Melittin, a major component of honeybee venom, is known to possess anti-allergic, anti-inflammatory, anti-arthritis, and anti-cancer. Despite its great promise as an agent for various diseases, the therapeutic applications of melittin have been severely limited by its nonspecific cytotoxicity and hemolytic activity.
We synthesized a hybrid peptide (melittin-dKLA), composed of melittin and the pro-apoptotic peptide (dKLA), and evaluated its potential toxicity in ICR mice following a single or repeated subcutaneous dose administration.
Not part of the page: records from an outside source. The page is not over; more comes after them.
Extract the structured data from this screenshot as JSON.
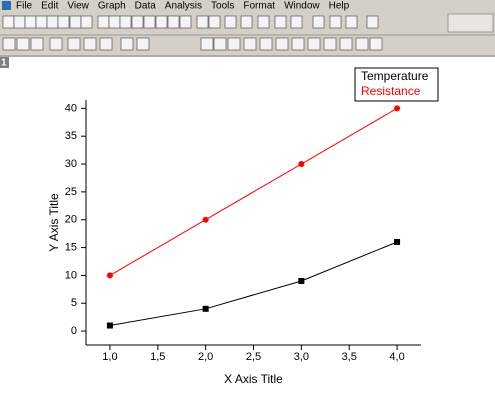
{
  "menu": [
    "File",
    "Edit",
    "View",
    "Graph",
    "Data",
    "Analysis",
    "Tools",
    "Format",
    "Window",
    "Help"
  ],
  "window_label": "1",
  "chart_data": {
    "type": "line",
    "x_label": "X Axis Title",
    "y_label": "Y Axis Title",
    "x": [
      1,
      2,
      3,
      4
    ],
    "series": [
      {
        "name": "Temperature",
        "color": "#000000",
        "marker": "square",
        "values": [
          1,
          4,
          9,
          16
        ]
      },
      {
        "name": "Resistance",
        "color": "#ff0000",
        "marker": "circle",
        "values": [
          10,
          20,
          30,
          40
        ]
      }
    ],
    "xlim": [
      0.75,
      4.25
    ],
    "xticks": [
      {
        "value": 1,
        "label": "1,0"
      },
      {
        "value": 1.5,
        "label": "1,5"
      },
      {
        "value": 2,
        "label": "2,0"
      },
      {
        "value": 2.5,
        "label": "2,5"
      },
      {
        "value": 3,
        "label": "3,0"
      },
      {
        "value": 3.5,
        "label": "3,5"
      },
      {
        "value": 4,
        "label": "4,0"
      }
    ],
    "ylim": [
      -2.5,
      41.5
    ],
    "yticks": [
      0,
      5,
      10,
      15,
      20,
      25,
      30,
      35,
      40
    ],
    "grid": false,
    "legend": "top-right"
  }
}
Mice administered a single subcutaneous dose of melittin-dKLA showed no mortality or abnormal clinical signs in all animals. Similarly, mice administered a repeated subcutaneous dose of melittin-dKLA resulted in no deaths. Crust formation and induration were observed in the male and female mice in the 5 and 20 mg/kg, respectively. The hematological parameters and serum biochemical analysis did not show any changes by melittin-dKLA. In repeated subcutaneous dose study, the mice in the 20 mg/kg group showed a significant increase in the relative weight of the spleen compared to the control group. Although the difference was not statistically significant. Mice exhibited a common pattern of change.
Taken together, our results suggest that the toxicity of melittin-dKLA is higher than 20 mg/kg both as a single and a repeated subcutaneous administration in ICR mice. Thus, it is suggested that it will be an important data in the development of new drug for melittin-dKLA.